The assessment will undermine claims that Palestinians in Gaza are being supplied with adequate shelter. Fierce storms in recent weeks blew down or damaged thousands of tents, affecting at least 235,000 people, according to UN estimates.
Prepared by the Palestine Shelter Cluster, which coordinates the activities of nearly 700 non-government organisations in Palestine and is jointly chaired by the Red Cross and the UN, the assessment found that newly delivered tents housing hundreds of thousands of people would “likely need to be replaced”.
“The fabric [of the Egyptian tents] tears easily as sewing quality is poor,” it reported. “The fabric is not waterproof. Other issues include small windows, weak structure, no flooring, the roof collects water due to the design of the tent, and no mesh for openings.”

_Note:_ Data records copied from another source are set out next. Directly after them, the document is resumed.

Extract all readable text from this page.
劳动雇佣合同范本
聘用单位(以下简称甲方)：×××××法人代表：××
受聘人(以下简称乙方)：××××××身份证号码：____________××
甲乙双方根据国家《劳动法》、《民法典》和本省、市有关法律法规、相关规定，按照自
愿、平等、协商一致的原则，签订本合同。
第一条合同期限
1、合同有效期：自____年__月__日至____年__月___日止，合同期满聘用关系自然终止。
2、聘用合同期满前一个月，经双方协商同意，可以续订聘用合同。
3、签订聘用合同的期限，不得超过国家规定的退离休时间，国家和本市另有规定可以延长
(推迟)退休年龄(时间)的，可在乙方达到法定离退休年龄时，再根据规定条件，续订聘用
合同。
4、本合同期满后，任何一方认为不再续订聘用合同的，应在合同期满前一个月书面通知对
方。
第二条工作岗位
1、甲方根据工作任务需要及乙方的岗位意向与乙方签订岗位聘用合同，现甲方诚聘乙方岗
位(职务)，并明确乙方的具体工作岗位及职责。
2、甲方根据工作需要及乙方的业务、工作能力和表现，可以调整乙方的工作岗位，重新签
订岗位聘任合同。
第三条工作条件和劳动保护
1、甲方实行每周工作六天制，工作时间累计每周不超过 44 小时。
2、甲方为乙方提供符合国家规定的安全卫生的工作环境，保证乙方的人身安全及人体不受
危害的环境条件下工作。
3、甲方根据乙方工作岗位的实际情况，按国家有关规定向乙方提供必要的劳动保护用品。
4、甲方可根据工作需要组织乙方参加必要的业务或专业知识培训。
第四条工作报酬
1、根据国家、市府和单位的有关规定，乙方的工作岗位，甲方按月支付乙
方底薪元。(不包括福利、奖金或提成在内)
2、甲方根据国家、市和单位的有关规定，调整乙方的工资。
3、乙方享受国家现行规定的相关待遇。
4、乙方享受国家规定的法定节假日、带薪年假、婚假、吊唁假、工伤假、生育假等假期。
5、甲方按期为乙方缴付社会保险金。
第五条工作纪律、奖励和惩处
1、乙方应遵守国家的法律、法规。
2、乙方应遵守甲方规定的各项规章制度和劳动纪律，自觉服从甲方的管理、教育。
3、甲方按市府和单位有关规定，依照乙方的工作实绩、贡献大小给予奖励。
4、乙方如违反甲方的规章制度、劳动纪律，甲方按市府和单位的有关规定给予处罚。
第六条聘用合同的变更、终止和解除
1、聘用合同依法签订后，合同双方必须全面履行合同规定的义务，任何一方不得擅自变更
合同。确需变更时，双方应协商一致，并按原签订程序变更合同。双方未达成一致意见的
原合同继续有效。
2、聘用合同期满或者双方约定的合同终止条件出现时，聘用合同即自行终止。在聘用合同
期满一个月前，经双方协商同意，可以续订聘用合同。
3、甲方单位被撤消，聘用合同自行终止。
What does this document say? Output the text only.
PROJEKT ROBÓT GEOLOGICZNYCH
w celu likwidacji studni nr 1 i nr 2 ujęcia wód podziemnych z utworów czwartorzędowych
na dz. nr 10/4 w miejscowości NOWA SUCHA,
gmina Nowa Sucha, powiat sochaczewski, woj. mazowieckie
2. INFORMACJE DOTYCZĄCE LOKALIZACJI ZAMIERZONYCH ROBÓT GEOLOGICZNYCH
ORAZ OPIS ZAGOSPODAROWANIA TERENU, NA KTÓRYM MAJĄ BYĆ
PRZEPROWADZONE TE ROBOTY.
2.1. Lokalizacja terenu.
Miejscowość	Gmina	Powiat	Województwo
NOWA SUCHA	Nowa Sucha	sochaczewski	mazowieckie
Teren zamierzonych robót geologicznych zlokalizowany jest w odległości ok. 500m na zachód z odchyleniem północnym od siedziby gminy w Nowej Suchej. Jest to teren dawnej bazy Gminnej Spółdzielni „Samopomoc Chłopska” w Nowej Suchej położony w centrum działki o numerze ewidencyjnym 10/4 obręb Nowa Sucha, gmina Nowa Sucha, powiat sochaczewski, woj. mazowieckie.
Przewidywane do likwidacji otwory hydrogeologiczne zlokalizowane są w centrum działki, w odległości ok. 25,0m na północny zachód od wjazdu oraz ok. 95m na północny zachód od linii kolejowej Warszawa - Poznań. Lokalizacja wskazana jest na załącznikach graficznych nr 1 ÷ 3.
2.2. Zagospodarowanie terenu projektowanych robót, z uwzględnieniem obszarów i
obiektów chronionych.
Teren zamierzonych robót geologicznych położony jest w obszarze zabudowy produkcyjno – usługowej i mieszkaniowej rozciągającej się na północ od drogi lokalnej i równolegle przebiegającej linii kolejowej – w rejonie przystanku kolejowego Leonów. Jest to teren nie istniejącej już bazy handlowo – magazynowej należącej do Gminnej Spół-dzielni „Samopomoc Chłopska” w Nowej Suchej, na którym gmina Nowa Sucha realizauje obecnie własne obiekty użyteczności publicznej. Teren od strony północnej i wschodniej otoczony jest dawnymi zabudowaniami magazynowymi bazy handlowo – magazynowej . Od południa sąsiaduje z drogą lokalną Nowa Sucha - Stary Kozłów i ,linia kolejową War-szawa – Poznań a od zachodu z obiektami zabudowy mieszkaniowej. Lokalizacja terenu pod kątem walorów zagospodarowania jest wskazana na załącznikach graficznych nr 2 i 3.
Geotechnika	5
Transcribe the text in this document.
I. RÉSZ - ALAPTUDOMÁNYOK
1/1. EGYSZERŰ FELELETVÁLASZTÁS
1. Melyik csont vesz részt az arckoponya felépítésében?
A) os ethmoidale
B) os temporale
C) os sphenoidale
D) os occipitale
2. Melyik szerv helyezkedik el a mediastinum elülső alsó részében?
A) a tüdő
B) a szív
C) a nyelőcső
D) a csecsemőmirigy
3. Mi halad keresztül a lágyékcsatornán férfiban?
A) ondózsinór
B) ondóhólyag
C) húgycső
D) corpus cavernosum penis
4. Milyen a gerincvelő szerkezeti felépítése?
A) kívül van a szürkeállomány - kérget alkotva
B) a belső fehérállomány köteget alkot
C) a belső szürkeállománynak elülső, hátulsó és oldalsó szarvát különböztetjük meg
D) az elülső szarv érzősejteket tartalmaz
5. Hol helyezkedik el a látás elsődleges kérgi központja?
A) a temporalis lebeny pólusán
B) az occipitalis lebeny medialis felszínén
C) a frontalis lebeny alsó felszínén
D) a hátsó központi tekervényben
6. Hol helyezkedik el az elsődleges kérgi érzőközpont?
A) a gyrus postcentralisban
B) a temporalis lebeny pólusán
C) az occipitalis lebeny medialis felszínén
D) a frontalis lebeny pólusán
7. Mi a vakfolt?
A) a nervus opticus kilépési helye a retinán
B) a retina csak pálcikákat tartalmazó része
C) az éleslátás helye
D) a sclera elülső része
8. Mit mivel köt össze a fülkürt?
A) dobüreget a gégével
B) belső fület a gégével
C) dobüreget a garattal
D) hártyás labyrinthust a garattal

Tents from Saudi Arabia were criticised as having “non-waterproof light fabric, weak structure” and tents donated by China were “very light” and not waterproof.
Those supplied by Qatar, the United Arab Emirates and the United Nations were judged to have met the specifications of UN experts.
The findings - based on 9,000 responses to a poll on social media in November, observations “from partners on the ground” and “community feedback” - will raise new questions about the quality of aid being supplied directly to Gaza by individual countries that have been favoured by Israeli authorities seeking to bypass the UN.